Because for me, one of the greatest benefits of my daily spiritual practice is making that space… that placeholder in space and time when I get to sit down and honestly and authentically ask myself, “What’s going on with me right now?”

And whenever I sit in that chair, which is at least once per day, I make space for the mess.

Sometimes I check in with myself and find that I’m doing fine, truly fine.

Other times I do sit and cry.  Or feel sad.  Or feel scared.

But it never lasts too, too long and my heart always knows what is coming next.  There’s comfort in the process.  There’s space to let it get messy, knowing that no matter how messy it gets, I’m going to be okay.  I already am okay.  Because messy isn’t bad, it’s just a phase, a stop along the way, a landmark on my path.

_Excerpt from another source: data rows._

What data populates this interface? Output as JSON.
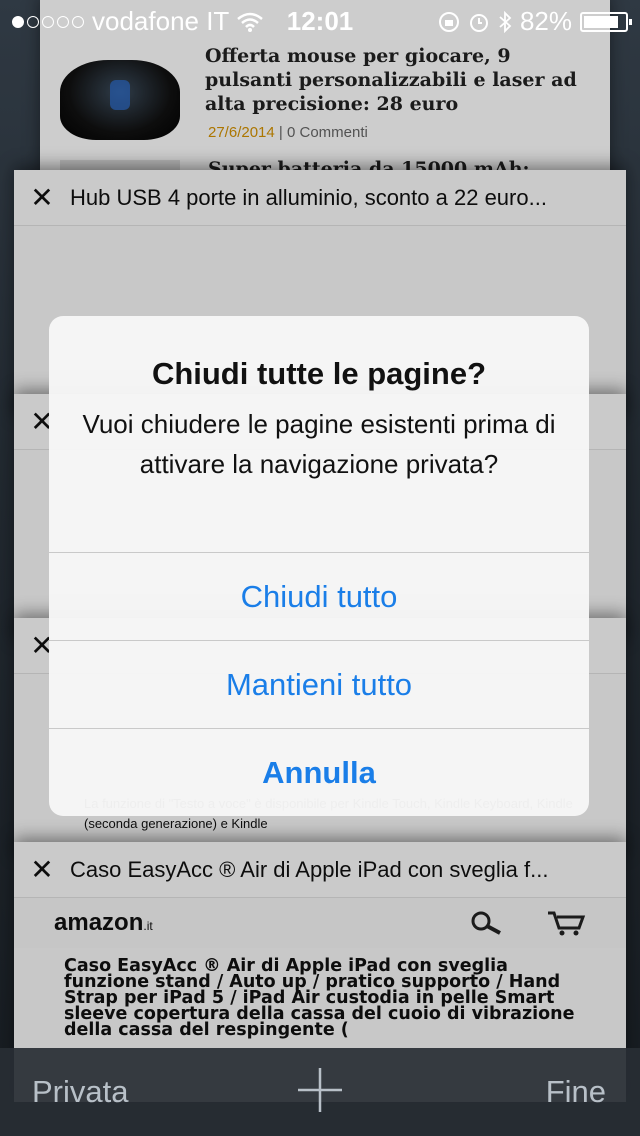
{
  "status_bar": {
    "carrier": "vodafone IT",
    "time": "12:01",
    "battery": "82%"
  },
  "tabs": [
    {
      "headline": "Offerta mouse per giocare, 9 pulsanti personalizzabili e laser ad alta precisione: 28 euro",
      "date": "27/6/2014",
      "comments": "0 Commenti",
      "next_headline": "Super batteria da 15000 mAh:"
    },
    {
      "title": "Hub USB 4 porte in alluminio, sconto a 22 euro..."
    },
    {
      "title": ""
    },
    {
      "title": "",
      "body": "La funzione di \"Testo a voce\" è disponibile per Kindle Touch, Kindle Keyboard, Kindle (seconda generazione) e Kindle"
    },
    {
      "title": "Caso EasyAcc ® Air di Apple iPad con sveglia f...",
      "site_logo": "amazon",
      "site_tld": ".it",
      "product": "Caso EasyAcc ® Air di Apple iPad con sveglia funzione stand / Auto up / pratico supporto / Hand Strap per iPad 5 / iPad Air custodia in pelle Smart sleeve copertura della cassa del cuoio di vibrazione della cassa del respingente ("
    }
  ],
  "alert": {
    "title": "Chiudi tutte le pagine?",
    "message": "Vuoi chiudere le pagine esistenti prima di attivare la navigazione privata?",
    "buttons": [
      "Chiudi tutto",
      "Mantieni tutto",
      "Annulla"
    ]
  },
  "toolbar": {
    "private_label": "Privata",
    "done_label": "Fine"
  },
  "colors": {
    "accent": "#1a7ee8",
    "toolbar_text": "#b8c0c8"
  }
}
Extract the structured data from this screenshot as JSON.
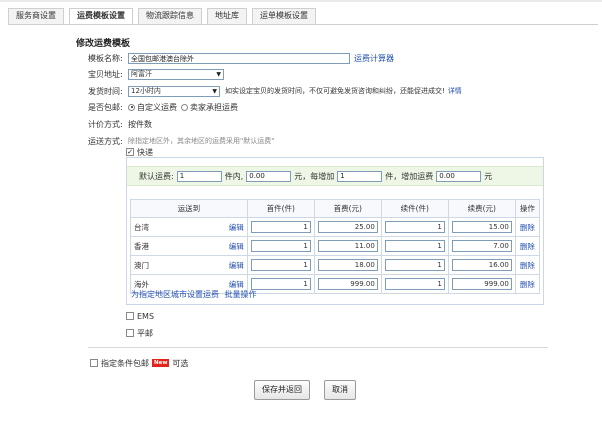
{
  "tabs": [
    "服务商设置",
    "运费模板设置",
    "物流跟踪信息",
    "地址库",
    "运单模板设置"
  ],
  "active_tab": 1,
  "section_title": "修改运费模板",
  "form": {
    "name_label": "模板名称:",
    "name_value": "全国包邮港澳台除外",
    "calc_link": "运费计算器",
    "address_label": "宝贝地址:",
    "address_value": "阿富汗",
    "ship_time_label": "发货时间:",
    "ship_time_value": "12小时内",
    "ship_time_hint": "如实设定宝贝的发货时间，不仅可避免发货咨询和纠纷，还能促进成交!",
    "detail_link": "详情",
    "free_label": "是否包邮:",
    "free_options": [
      "自定义运费",
      "卖家承担运费"
    ],
    "pricing_label": "计价方式:",
    "pricing_value": "按件数",
    "method_label": "运送方式:",
    "method_hint": "除指定地区外，其余地区的运费采用\"默认运费\""
  },
  "express": {
    "label": "快递",
    "default_label": "默认运费:",
    "first_qty": "1",
    "unit_within": "件内,",
    "first_fee": "0.00",
    "yuan_each": "元，每增加",
    "add_qty": "1",
    "unit_add": "件，增加运费",
    "add_fee": "0.00",
    "yuan": "元",
    "columns": [
      "运送到",
      "首件(件)",
      "首费(元)",
      "续件(件)",
      "续费(元)",
      "操作"
    ],
    "edit_label": "编辑",
    "delete_label": "删除",
    "rows": [
      {
        "region": "台湾",
        "first": "1",
        "first_fee": "25.00",
        "next": "1",
        "next_fee": "15.00"
      },
      {
        "region": "香港",
        "first": "1",
        "first_fee": "11.00",
        "next": "1",
        "next_fee": "7.00"
      },
      {
        "region": "澳门",
        "first": "1",
        "first_fee": "18.00",
        "next": "1",
        "next_fee": "16.00"
      },
      {
        "region": "海外",
        "first": "1",
        "first_fee": "999.00",
        "next": "1",
        "next_fee": "999.00"
      }
    ],
    "footer_link": "为指定地区城市设置运费",
    "batch_link": "批量操作"
  },
  "other_methods": [
    "EMS",
    "平邮"
  ],
  "condition": {
    "label": "指定条件包邮",
    "badge": "New",
    "optional": "可选"
  },
  "buttons": {
    "save": "保存并返回",
    "cancel": "取消"
  }
}
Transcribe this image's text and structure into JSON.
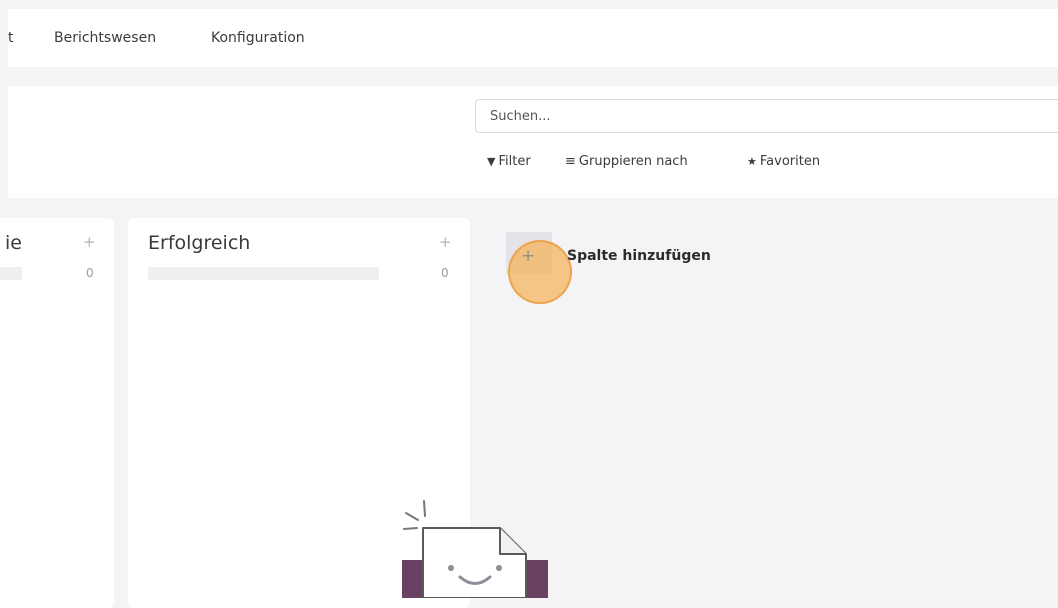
{
  "topnav": {
    "items": [
      "t",
      "Berichtswesen",
      "Konfiguration"
    ]
  },
  "search": {
    "placeholder": "Suchen..."
  },
  "controls": {
    "filter": "Filter",
    "group_by": "Gruppieren nach",
    "favorites": "Favoriten",
    "icons": [
      "filter-icon",
      "list-icon",
      "star-icon"
    ]
  },
  "kanban": {
    "columns": [
      {
        "title": "ie",
        "count": "0",
        "plus": "+"
      },
      {
        "title": "Erfolgreich",
        "count": "0",
        "plus": "+"
      }
    ],
    "add_column": {
      "plus": "+",
      "label": "Spalte hinzufügen"
    }
  },
  "colors": {
    "background": "#f4f4f7",
    "panel": "#ffffff",
    "highlight": "#f4b152",
    "illustration_purple": "#6b4163"
  }
}
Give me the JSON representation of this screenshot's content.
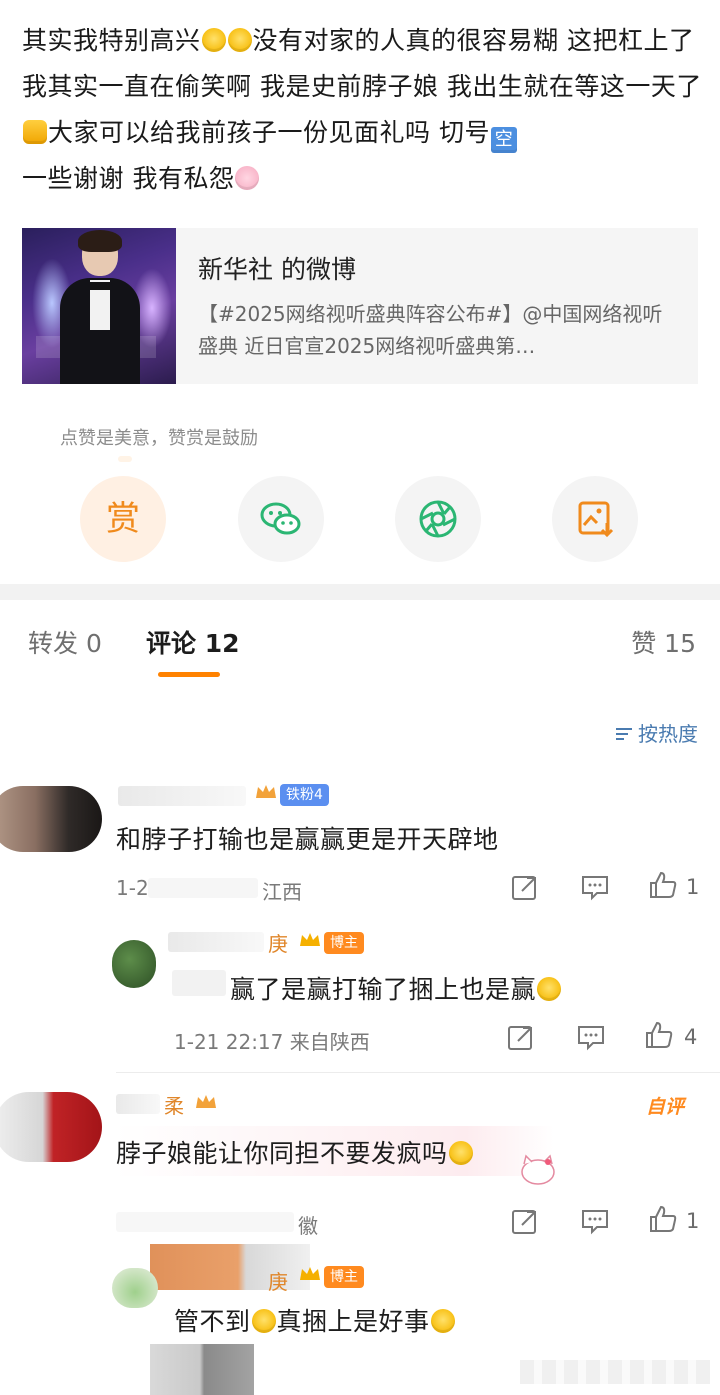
{
  "post": {
    "text_parts": [
      "其实我特别高兴",
      "没有对家的人真的很容易糊 这把杠上了我其实一直在偷笑啊 我是史前脖子娘 我出生就在等这一天了",
      "大家可以给我前孩子一份见面礼吗 切号",
      "一些谢谢 我有私怨"
    ],
    "emoji": {
      "laugh": "laugh-emoji",
      "fist": "fist-emoji",
      "kong": "空",
      "pig": "pig-emoji"
    }
  },
  "repost_card": {
    "title": "新华社 的微博",
    "desc": "【#2025网络视听盛典阵容公布#】@中国网络视听盛典 近日官宣2025网络视听盛典第…"
  },
  "reward": {
    "caption": "点赞是美意，赞赏是鼓励",
    "reward_label": "赏",
    "icons": [
      "wechat-icon",
      "moments-icon",
      "save-image-icon"
    ]
  },
  "tabs": {
    "repost": "转发 0",
    "comment": "评论 12",
    "like": "赞 15"
  },
  "sort": {
    "label": "按热度"
  },
  "comments": [
    {
      "badge": "铁粉4",
      "text": "和脖子打输也是赢赢更是开天辟地",
      "meta_left": "1-2",
      "meta_loc": "江西",
      "likes": "1"
    },
    {
      "name_suffix": "庚",
      "badge": "博主",
      "text": "赢了是赢打输了捆上也是赢",
      "meta": "1-21 22:17  来自陕西",
      "likes": "4"
    },
    {
      "name_suffix": "柔",
      "tag": "自评",
      "text": "脖子娘能让你同担不要发疯吗",
      "meta_loc": "徽",
      "likes": "1"
    },
    {
      "name_suffix": "庚",
      "badge": "博主",
      "text_parts": [
        "管不到",
        "真捆上是好事"
      ]
    }
  ],
  "colors": {
    "accent": "#ff8200",
    "link": "#4a7bb0",
    "badge_fan": "#5b8ff0",
    "badge_owner": "#ff8a1f"
  }
}
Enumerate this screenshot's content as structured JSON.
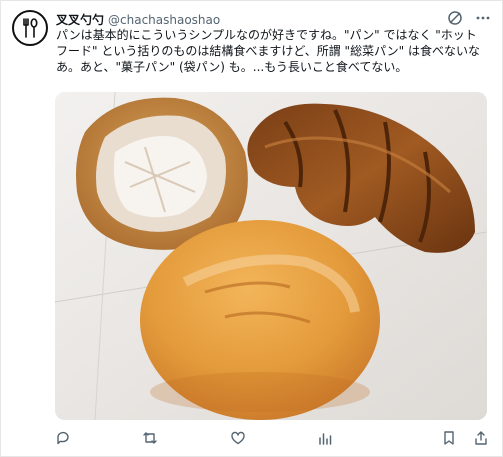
{
  "tweet": {
    "display_name": "叉叉勺勺",
    "handle": "@chachashaoshao",
    "text": "パンは基本的にこういうシンプルなのが好きですね。\"パン\" ではなく \"ホットフード\" という括りのものは結構食べますけど、所謂 \"総菜パン\" は食べないなあ。あと、\"菓子パン\" (袋パン) も。...もう長いこと食べてない。"
  },
  "photo": {
    "subject": "three breads on white paper: pastry with powdered sugar, croissant, round bun"
  },
  "actions": {
    "icons": [
      "reply-icon",
      "retweet-icon",
      "like-icon",
      "views-icon",
      "bookmark-icon",
      "share-icon"
    ]
  },
  "colors": {
    "text": "#0f1419",
    "muted": "#536471",
    "accent": "#1d9bf0"
  }
}
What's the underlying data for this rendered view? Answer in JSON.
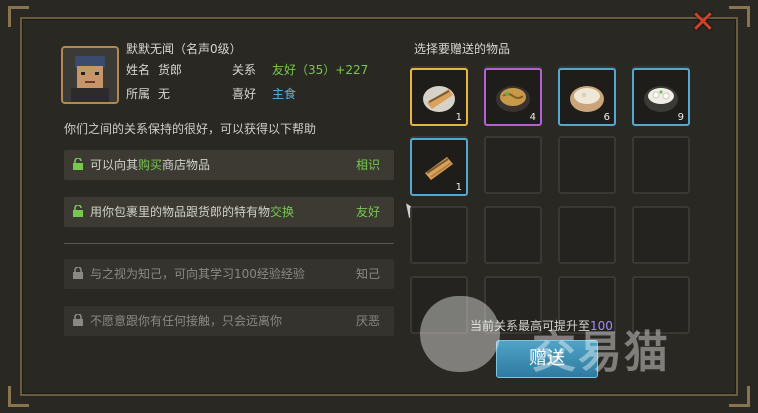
{
  "header": {
    "name": "默默无闻（名声0级）",
    "name_label": "姓名",
    "name_value": "货郎",
    "relation_label": "关系",
    "relation_value": "友好（35）+227",
    "belong_label": "所属",
    "belong_value": "无",
    "like_label": "喜好",
    "like_value": "主食"
  },
  "hint": "你们之间的关系保持的很好，可以获得以下帮助",
  "help_rows": [
    {
      "pre": "可以向其",
      "hi": "购买",
      "post": "商店物品",
      "tag": "相识"
    },
    {
      "pre": "用你包裹里的物品跟货郎的特有物",
      "hi": "交换",
      "post": "",
      "tag": "友好"
    },
    {
      "pre": "与之视为知己，可向其学习100经验经验",
      "hi": "",
      "post": "",
      "tag": "知己"
    },
    {
      "pre": "不愿意跟你有任何接触，只会远离你",
      "hi": "",
      "post": "",
      "tag": "厌恶"
    }
  ],
  "gift_panel": {
    "title": "选择要赠送的物品",
    "items": [
      {
        "name": "roll-food-icon",
        "count": "1",
        "rarity": "gold"
      },
      {
        "name": "noodle-bowl-icon",
        "count": "4",
        "rarity": "purple"
      },
      {
        "name": "rice-bowl-icon",
        "count": "6",
        "rarity": "blue"
      },
      {
        "name": "soup-bowl-icon",
        "count": "9",
        "rarity": "blue"
      },
      {
        "name": "roll-food-icon",
        "count": "1",
        "rarity": "blue"
      }
    ],
    "upgrade_text_prefix": "当前关系最高可提升至",
    "upgrade_value": "100",
    "give_button": "赠送"
  },
  "watermark": "交易猫",
  "colors": {
    "accent_green": "#77c84f",
    "accent_blue": "#5cb5df",
    "gold_border": "#e7b640",
    "purple_border": "#b35fd6",
    "blue_border": "#54a7cf"
  }
}
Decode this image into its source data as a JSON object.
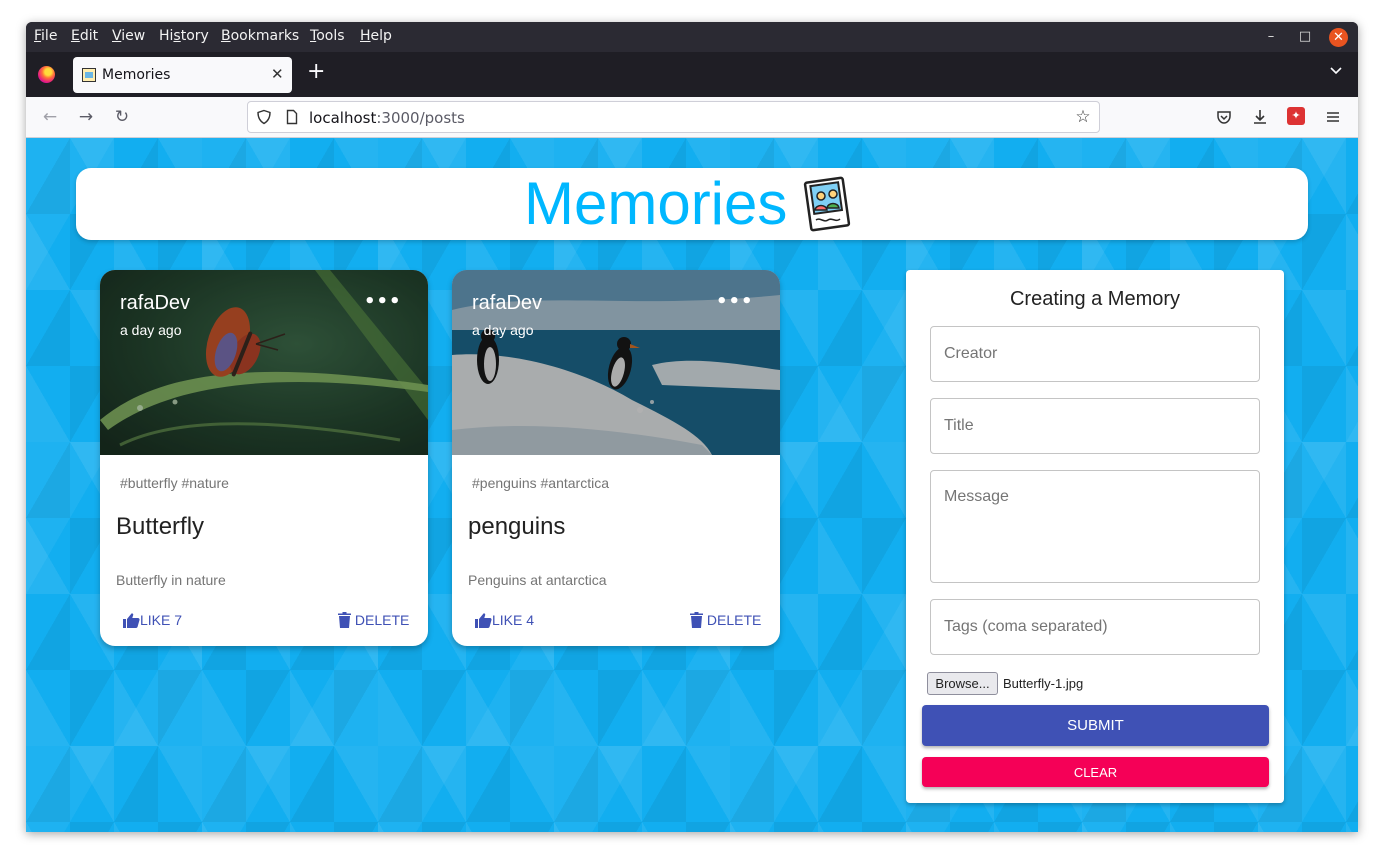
{
  "browser": {
    "menu": [
      "File",
      "Edit",
      "View",
      "History",
      "Bookmarks",
      "Tools",
      "Help"
    ],
    "tab_title": "Memories",
    "url_host": "localhost",
    "url_rest": ":3000/posts",
    "window_controls": [
      "minimize-icon",
      "maximize-icon",
      "close-icon"
    ],
    "toolbar_icons": [
      "pocket-icon",
      "download-icon",
      "extension-icon",
      "hamburger-menu-icon"
    ]
  },
  "app": {
    "title": "Memories",
    "logo_icon": "memories-photo-icon",
    "accent_color": "#00b7ff",
    "background_color": "#12aef0"
  },
  "posts": [
    {
      "creator": "rafaDev",
      "time": "a day ago",
      "tags": "#butterfly #nature",
      "title": "Butterfly",
      "message": "Butterfly in nature",
      "like_label": "LIKE 7",
      "delete_label": "DELETE",
      "image": "butterfly-on-grass"
    },
    {
      "creator": "rafaDev",
      "time": "a day ago",
      "tags": "#penguins #antarctica",
      "title": "penguins",
      "message": "Penguins at antarctica",
      "like_label": "LIKE 4",
      "delete_label": "DELETE",
      "image": "penguins-on-ice"
    }
  ],
  "form": {
    "heading": "Creating a Memory",
    "creator_placeholder": "Creator",
    "title_placeholder": "Title",
    "message_placeholder": "Message",
    "tags_placeholder": "Tags (coma separated)",
    "browse_label": "Browse...",
    "file_name": "Butterfly-1.jpg",
    "submit_label": "SUBMIT",
    "clear_label": "CLEAR",
    "primary_color": "#3f51b5",
    "secondary_color": "#f50057"
  }
}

I’ve learned that when I don’t engage that old pattern, that formerly super intense urge to stuff what I’m feeling deep down inside and walk away from it, as if it doesn’t exist… that when I actually embrace the messy, and meet those feelings head, or rather heart on, my internal house tidies itself right up.

It’s actually like working a bit of magic.  It’s like the way my physical house gets into disarray when I’m creating something special.  Once the process has unfolded naturally, we’re back to neat and tidy in no time–genuinely looking AND feeling good.

And if that’s the result, well then I am wholeheartedly willing to accept and embrace letting it get messy!